Témoignages

Ce que les commanditaires ont réellement utilisé

Les extraits ci-dessous citent une pièce, une contrainte ou un arbitrage. Ce ne sont pas des notes d’étoiles.

Nous avions un film de 45 secondes sur l’épargne retraite et une notice de huit pages. L’audit a montré que le film parlait de « liberté de versement » alors que la notice imposait un palier. Le comité a coupé la phrase, pas le film entier. Travail utile, un peu sec dans le ton de la restitution — on l’aurait voulu plus diplomatique devant le directeur général.

Élodie M., direction de la communication, banque coopérative — audit institutionnel

La revue de lancement a recoupé la fiche store et la page « tarifs ». L’une promettait un virement « immédiat », l’autre un délai ouvré. Nadia a imprimé les deux captures dans le dossier. Personne n’a plus discuté.

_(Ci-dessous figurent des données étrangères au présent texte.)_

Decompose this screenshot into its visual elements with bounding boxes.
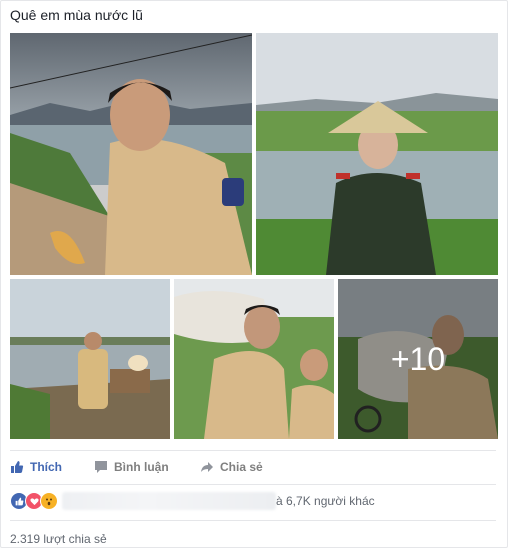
wow-reaction-icon — [40, 492, 58, 510]
divider-top — [10, 450, 496, 451]
reaction-count-text[interactable]: à 6,7K người khác — [276, 494, 375, 508]
divider-middle — [10, 484, 496, 485]
divider-bottom — [10, 520, 496, 521]
like-label: Thích — [30, 460, 62, 474]
photo-more-gallery[interactable]: +10 — [338, 279, 498, 439]
share-count-text[interactable]: 2.319 lượt chia sẻ — [10, 532, 107, 546]
like-button[interactable]: Thích — [10, 458, 62, 476]
comment-label: Bình luận — [114, 460, 169, 474]
photo-soldier-in-water[interactable] — [256, 33, 498, 275]
share-button[interactable]: Chia sẻ — [200, 458, 263, 476]
reaction-icons[interactable] — [10, 492, 58, 510]
photo-carrying-sacks[interactable] — [174, 279, 334, 439]
share-arrow-icon — [201, 462, 213, 472]
post-caption: Quê em mùa nước lũ — [10, 7, 143, 23]
share-label: Chia sẻ — [220, 460, 263, 474]
photo-police-officer[interactable] — [10, 33, 252, 275]
comment-button[interactable]: Bình luận — [94, 458, 169, 476]
photo-police-cart[interactable] — [10, 279, 170, 439]
blurred-names — [62, 492, 276, 510]
comment-icon — [95, 461, 107, 473]
more-photos-overlay: +10 — [338, 279, 498, 439]
thumbs-up-icon — [11, 461, 24, 473]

Julien P., marketing, établissement de paiement — revue de campagne fintech

Le briefing avant comité nous a évité un audit complet : quatre pages, six questions, une heure et demie. La question sur le tutoiement des sociétaires a débloqué plus que le débat sur la musique du film.

Soraya K., mutuelle santé — briefing éditorial

Récit allongé — campagne assurance emprunteur

Une mutuelle lyonnaise préparait une campagne emprunteur pour le printemps. Le corpus : deux films, une page d’atterrissage, un argumentaire agence, un e-mail courtier. Le calendrier du comité laissait douze jours.

Le dossier a isolé trois écarts. Le film insistait sur « tous les profils », l’argumentaire listait des surprimes. La page parlait de « réponse en 48 h », le script conseiller de « dossier complet sous dix jours ». L’e-mail courtier utilisait « garantit » là où le film restait au conditionnel.

Le comité a tranché : garder le film, aligner la page sur le délai réel, retirer « garantit ». La mutuelle n’a pas demandé de seconde lecture. C’est le cas le plus net où l’annotation a suffi, sans réécriture.

Récit allongé — notice et réseaux d’une caisse régionale

Une caisse préparait des posts sur un livret. Le community manager s’appuyait sur un brief créatif ; la conformité s’appuyait sur la notice. La revue de ton a mis les deux lexiques en colonnes. « Souplesse » côté posts, « plafond » et « fiscalité » côté notice. L’atelier d’une demi-journée a produit dix reformulations que le community manager pouvait coller sans rappeler le juridique à chaque phrase.

La limite, dite en restitution : nous n’avons pas validé le calendrier éditorial. Ce n’était pas la commande.